The Federal Aviation Administration yesterday announced plans for temporary hiring of 1,500 laid-off pilots to fill support positions in air traffic control facilities while full-time replacements for the striking controllers are trained.

Pilots' familiarity with air traffic procedures make them well-qualified to work in the facilities, an FAA statement said. Their training will take about five weeks.

However, it remained unclear how many pilots will apply for the jobs, which will pay a fraction of their former salaries and make them assistants to people they have often dismissed as overpaid and underworked.

The pilots "will be in support jobs," FAA spokesman Fred Farrar said. "They won't actually be controlling traffic."

The new hires' tasks will include delivering computer printouts to controllers, informing planes on the ground of flight clearances and running training equipment, Farrar said.

A spokesman for the striking Professional Air Traffic Controllers Organization (PATCO) expressed "disgust and amazement" at the FAA plan. Pat Doyle said the jobs, normally filled by controllers, are far more complex than the FAA's description of them. Putting novices into those slots could create new safety hazards, he said.

About 12,000 of the system's 16,000 controllers have been fired or are in the process of being terminated as a result of the walkout five weeks ago. In the meantime, the FAA is making do with crews composed of supervisors, military controllers and nonstriking civilians, many of them working six-day weeks.

Concern has been voiced that these crews' alertness will be impaired eventually. Hiring 1,500 pilots to perform the simpler jobs would relieve some of that pressure.

Full-time replacements for the striking controllers are being recruited. When they complete training, they will take over the temporaries' jobs, the FAA said.

About 3,650 pilots are now on furlough, according to the Air Line Pilots Association (ALPA). All but about 350 were furloughed before the strike due to financial difficulties in the airline industry.

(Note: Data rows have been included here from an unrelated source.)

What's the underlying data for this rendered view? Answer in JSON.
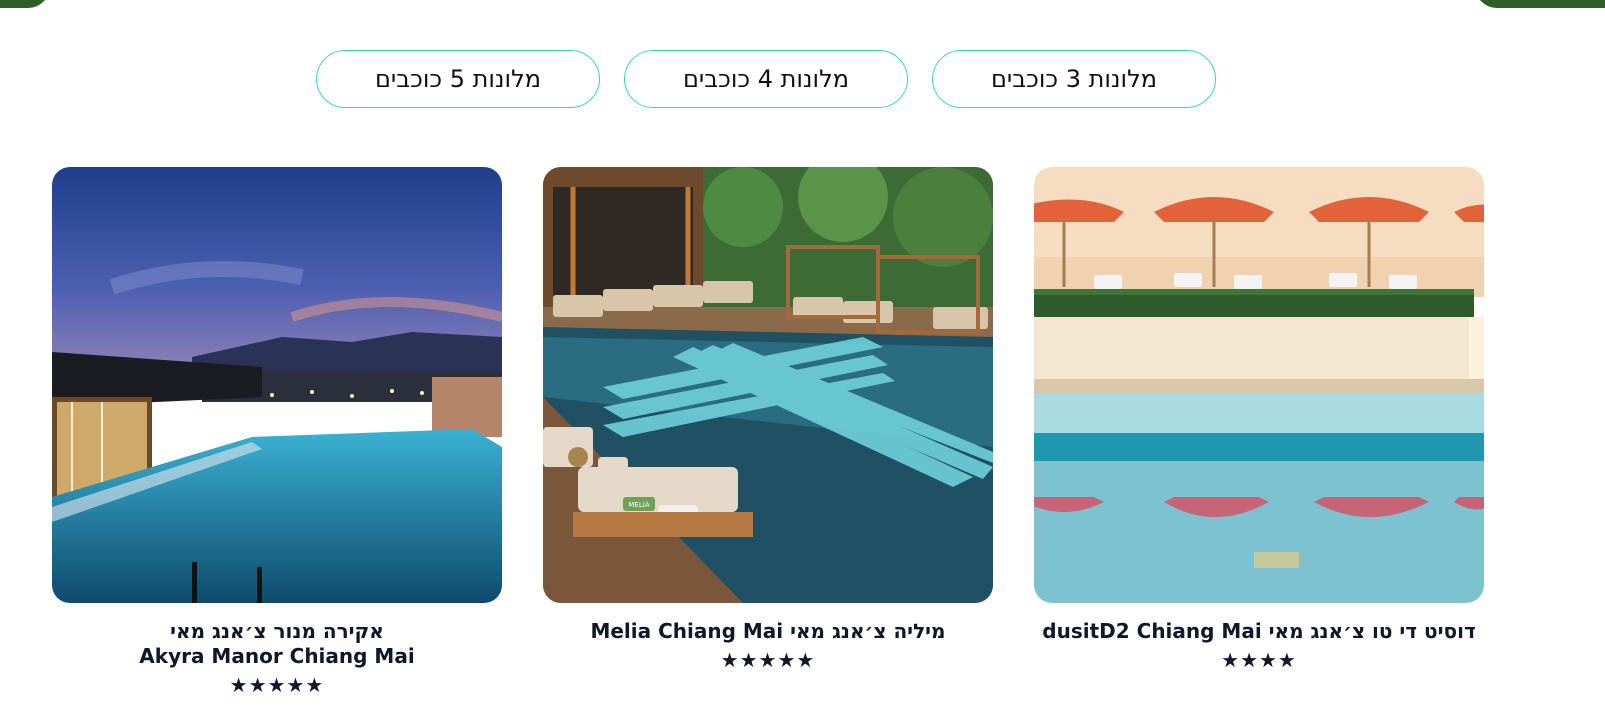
{
  "filters": [
    {
      "label": "מלונות 3 כוכבים"
    },
    {
      "label": "מלונות 4 כוכבים"
    },
    {
      "label": "מלונות 5 כוכבים"
    }
  ],
  "hotels": [
    {
      "title": "דוסיט די טו צ׳אנג מאי dusitD2 Chiang Mai",
      "title_line2": "",
      "stars": 4,
      "stars_display": "★★★★"
    },
    {
      "title": "מיליה צ׳אנג מאי Melia Chiang Mai",
      "title_line2": "",
      "stars": 5,
      "stars_display": "★★★★★"
    },
    {
      "title": "אקירה מנור צ׳אנג מאי",
      "title_line2": "Akyra Manor Chiang Mai",
      "stars": 5,
      "stars_display": "★★★★★"
    }
  ],
  "photo_text": {
    "cushion": "MELIA"
  },
  "colors": {
    "accent_border": "#3fd6b4",
    "text": "#0f172a",
    "corner_green": "#2f5e2b"
  }
}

The FAA will require applicants for the temporary jobs to have at least two years' experience with the control system. The agency will begin accepting applications in two weeks, and hopes to fill all the slots by December, with appointments lasting up to two years.

A spokesman for ALPA yesterday welcomed the FAA decision. "We're pleased to see that some of our furloughed pilots are finding an opportunity to get some work," the aide said, declining further comment.

Starting salary will be $15,193 per year, an enormous salary cut for most pilots. According to ALPA, a pilot with two years' experience earns an average of $33,600 year.